Antes, os enfermeiros eram todos bacharéis, isto é, tinham um curso de três anos. Em 1999, iniciou-se o processo de transição do grau de bacharelato para o de licenciatura. Muitos fizeram o “complemento de formação”, que durava um ano, com “a promessa” de que os seus salários subiriam até ficarem iguais aos de outros funcionários com aquele grau de ensino. Não aconteceu.
Carreira congelada em 2005
Em 2005, começou o congelamento das carreiras. Em 2009, deixou de haver enfermeiro graduado e enfermeiro especialista, passou a haver apenas a categoria de enfermeiro. E deixou de haver enfermeiro chefe e enfermeiro supervisor, passou a haver apenas a categoria de enfermeiro principal. Quase todos foram integrados no escalão 1 e 2 da tabela (1201,46 e 1252,97 euros de salário-base). De microfone na mão, Mário Sousa detalhava as reivindicações. Primeira: 35 horas de trabalho para todos. Segunda: aumentos salariais. Terceira: progressão na carreira. “Queremos que haja enfermeiro generalista, enfermeiro graduado, enfermeiro especialista, enfermeiro chefe.” Quarta: “Trabalho nocturno, feito a partir das 20h, aos sábados à tarde, domingos e feriados, pagas a 100% e não a 50%.”
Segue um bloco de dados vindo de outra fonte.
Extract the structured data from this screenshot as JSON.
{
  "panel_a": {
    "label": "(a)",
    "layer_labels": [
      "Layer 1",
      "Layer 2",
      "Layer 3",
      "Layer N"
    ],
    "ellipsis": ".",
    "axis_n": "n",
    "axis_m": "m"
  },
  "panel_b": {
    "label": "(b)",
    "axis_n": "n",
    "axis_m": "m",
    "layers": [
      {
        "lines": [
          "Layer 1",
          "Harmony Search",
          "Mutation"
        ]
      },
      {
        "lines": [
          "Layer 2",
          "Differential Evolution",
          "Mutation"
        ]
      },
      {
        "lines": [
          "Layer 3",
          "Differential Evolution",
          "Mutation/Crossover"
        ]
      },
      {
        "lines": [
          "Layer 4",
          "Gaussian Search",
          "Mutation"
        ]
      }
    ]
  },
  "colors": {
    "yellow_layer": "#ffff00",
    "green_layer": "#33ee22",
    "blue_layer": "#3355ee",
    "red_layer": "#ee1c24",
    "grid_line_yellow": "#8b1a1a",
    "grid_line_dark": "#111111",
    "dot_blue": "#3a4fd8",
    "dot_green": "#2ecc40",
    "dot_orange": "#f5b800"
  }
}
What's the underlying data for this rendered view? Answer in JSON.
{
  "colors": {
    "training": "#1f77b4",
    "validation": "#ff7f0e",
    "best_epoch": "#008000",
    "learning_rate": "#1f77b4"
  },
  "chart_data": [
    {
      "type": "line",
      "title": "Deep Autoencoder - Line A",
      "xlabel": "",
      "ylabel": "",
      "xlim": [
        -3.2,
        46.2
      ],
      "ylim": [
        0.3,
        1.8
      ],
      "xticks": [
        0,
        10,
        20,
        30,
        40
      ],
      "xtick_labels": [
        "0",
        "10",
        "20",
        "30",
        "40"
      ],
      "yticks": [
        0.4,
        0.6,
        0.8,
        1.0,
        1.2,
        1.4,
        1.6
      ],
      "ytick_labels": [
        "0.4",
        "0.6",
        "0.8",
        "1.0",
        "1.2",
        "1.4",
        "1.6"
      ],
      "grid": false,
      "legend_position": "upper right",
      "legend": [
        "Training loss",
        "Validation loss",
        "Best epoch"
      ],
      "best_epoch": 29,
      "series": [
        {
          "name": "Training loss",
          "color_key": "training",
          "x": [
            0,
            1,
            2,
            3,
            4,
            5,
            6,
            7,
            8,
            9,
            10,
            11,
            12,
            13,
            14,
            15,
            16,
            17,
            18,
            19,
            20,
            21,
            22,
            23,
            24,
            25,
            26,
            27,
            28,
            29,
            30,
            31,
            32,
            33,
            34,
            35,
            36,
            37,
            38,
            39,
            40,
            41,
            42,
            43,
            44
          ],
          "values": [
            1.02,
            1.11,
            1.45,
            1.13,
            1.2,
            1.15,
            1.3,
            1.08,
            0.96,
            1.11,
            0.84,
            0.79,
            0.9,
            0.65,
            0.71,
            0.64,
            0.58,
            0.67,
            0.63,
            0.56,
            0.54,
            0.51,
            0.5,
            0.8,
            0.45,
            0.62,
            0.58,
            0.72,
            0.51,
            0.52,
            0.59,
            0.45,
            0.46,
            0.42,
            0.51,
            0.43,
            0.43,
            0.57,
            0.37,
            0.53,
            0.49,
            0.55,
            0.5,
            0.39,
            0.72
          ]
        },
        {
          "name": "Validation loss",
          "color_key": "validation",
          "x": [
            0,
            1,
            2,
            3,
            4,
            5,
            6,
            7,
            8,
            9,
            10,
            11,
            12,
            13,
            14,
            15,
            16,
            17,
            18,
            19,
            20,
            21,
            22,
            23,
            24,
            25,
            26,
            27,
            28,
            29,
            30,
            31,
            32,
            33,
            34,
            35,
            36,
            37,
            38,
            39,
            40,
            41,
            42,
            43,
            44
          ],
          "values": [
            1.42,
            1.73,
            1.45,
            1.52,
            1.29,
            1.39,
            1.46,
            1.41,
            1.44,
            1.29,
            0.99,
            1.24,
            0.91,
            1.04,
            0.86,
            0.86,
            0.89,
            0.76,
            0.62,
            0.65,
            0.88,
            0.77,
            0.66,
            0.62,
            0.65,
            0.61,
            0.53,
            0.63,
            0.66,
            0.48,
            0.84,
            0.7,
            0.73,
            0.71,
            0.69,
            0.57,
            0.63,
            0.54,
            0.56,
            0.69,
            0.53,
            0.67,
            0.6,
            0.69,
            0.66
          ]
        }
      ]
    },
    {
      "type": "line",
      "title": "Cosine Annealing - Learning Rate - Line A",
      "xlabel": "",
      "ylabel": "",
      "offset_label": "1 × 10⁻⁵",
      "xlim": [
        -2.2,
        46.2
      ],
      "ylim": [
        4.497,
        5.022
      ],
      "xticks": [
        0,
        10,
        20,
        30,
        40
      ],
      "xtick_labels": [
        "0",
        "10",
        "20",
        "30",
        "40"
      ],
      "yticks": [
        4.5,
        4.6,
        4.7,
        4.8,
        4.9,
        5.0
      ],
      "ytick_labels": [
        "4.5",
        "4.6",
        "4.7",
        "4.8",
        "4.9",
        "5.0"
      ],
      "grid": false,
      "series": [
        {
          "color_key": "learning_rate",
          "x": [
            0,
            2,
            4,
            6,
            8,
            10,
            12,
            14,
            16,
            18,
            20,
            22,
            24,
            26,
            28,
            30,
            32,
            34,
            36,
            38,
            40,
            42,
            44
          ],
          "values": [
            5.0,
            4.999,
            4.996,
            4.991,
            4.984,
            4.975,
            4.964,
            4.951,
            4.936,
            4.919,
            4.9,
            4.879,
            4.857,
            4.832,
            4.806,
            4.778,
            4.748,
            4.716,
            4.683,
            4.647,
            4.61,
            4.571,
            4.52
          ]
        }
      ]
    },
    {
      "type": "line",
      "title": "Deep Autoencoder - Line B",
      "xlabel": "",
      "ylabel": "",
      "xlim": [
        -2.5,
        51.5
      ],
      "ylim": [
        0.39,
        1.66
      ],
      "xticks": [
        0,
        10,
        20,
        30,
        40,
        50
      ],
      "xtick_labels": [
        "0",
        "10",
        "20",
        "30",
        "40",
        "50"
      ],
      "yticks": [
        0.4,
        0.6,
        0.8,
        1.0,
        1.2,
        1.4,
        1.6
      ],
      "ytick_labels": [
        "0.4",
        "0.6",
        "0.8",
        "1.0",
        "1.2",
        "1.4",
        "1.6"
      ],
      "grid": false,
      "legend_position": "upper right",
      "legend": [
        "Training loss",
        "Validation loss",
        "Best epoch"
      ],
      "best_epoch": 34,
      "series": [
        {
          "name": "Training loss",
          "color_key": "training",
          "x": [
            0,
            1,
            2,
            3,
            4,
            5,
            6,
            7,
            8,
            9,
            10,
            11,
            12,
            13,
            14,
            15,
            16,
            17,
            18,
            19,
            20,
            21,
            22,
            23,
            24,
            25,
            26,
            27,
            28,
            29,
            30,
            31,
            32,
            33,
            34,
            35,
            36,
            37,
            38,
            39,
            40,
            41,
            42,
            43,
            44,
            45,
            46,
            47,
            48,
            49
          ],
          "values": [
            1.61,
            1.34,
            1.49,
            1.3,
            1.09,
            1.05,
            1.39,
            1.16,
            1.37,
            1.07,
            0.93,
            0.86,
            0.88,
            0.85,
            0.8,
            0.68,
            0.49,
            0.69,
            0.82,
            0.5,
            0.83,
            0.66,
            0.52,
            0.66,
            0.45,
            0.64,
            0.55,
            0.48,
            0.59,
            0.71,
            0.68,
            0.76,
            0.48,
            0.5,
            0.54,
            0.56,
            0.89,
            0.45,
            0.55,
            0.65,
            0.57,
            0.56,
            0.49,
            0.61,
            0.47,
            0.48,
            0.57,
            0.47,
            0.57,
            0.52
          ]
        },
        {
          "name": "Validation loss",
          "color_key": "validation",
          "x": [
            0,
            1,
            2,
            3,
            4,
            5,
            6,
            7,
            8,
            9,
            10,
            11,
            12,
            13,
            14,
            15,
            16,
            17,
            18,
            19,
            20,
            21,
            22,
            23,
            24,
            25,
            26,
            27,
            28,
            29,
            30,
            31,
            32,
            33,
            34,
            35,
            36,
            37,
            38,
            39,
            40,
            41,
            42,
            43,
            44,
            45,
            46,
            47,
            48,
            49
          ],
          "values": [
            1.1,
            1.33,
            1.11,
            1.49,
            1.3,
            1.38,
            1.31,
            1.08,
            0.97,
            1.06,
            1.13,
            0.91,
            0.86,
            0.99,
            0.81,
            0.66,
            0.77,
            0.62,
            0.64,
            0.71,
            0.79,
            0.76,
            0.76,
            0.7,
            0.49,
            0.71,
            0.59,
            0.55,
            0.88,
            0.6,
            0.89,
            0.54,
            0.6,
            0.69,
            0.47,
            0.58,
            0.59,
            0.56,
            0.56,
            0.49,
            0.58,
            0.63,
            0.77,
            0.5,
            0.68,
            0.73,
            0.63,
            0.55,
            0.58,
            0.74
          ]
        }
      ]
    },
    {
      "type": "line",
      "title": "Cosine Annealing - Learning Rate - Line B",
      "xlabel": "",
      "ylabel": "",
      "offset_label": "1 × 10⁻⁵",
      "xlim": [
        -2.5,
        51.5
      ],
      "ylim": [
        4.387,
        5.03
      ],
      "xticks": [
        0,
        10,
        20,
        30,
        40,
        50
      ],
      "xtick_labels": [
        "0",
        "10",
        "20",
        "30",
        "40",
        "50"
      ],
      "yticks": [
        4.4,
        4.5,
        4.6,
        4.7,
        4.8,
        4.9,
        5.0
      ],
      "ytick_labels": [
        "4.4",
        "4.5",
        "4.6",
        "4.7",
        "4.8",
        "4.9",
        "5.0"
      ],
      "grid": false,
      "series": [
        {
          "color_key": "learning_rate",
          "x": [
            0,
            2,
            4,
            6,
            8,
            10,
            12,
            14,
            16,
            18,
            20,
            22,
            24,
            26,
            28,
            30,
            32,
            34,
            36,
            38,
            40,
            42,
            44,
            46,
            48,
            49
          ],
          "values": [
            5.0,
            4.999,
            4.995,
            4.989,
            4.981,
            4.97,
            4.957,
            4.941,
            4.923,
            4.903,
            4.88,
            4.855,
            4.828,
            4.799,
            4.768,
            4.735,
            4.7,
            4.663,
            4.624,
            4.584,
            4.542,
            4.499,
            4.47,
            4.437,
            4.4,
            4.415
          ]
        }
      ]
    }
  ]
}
Muito se falava da entrevista dada na sexta-feira pelo ministro à SIC, na qual considerou o protesto “ilegítimo, ilegal e imoral”. Numa circular a Administração Central do Sistema de Saúde lembrou que o protesto foi convocado de modo irregular, por não cumprir os dez dias úteis de antecedência, pelo que nos dias em que os enfermeiros se ausentem dos serviços arriscam falta injustificada. “Quando foi a greve dos médicos antecipámos consultas, adiámos outras. Aqui não conseguimos, a perturbação é maior”, explicou Alexandre Lourenço.
A coordenadora do BE, Catarina Martins, não deixou de comentar. Diz que o Governo tem “tardado nas respostas” aos enfermeiros e que o ministro da Saúde “tem sido desajustado nas suas declarações”. Em comunicado, o partido disse ainda que as medidas que os enfermeiros reivindicam são “inteiramente justas”. E questionou o Governo sobre o calendário da sua aplicação. “A ideia que fica é que há expectativas que vão sendo criadas àqueles com quem se está a negociar e que depois não vão sendo cumpridas”, afirmou por seu lado o presidente do PSD, Passos Coelho, citado pela Lusa.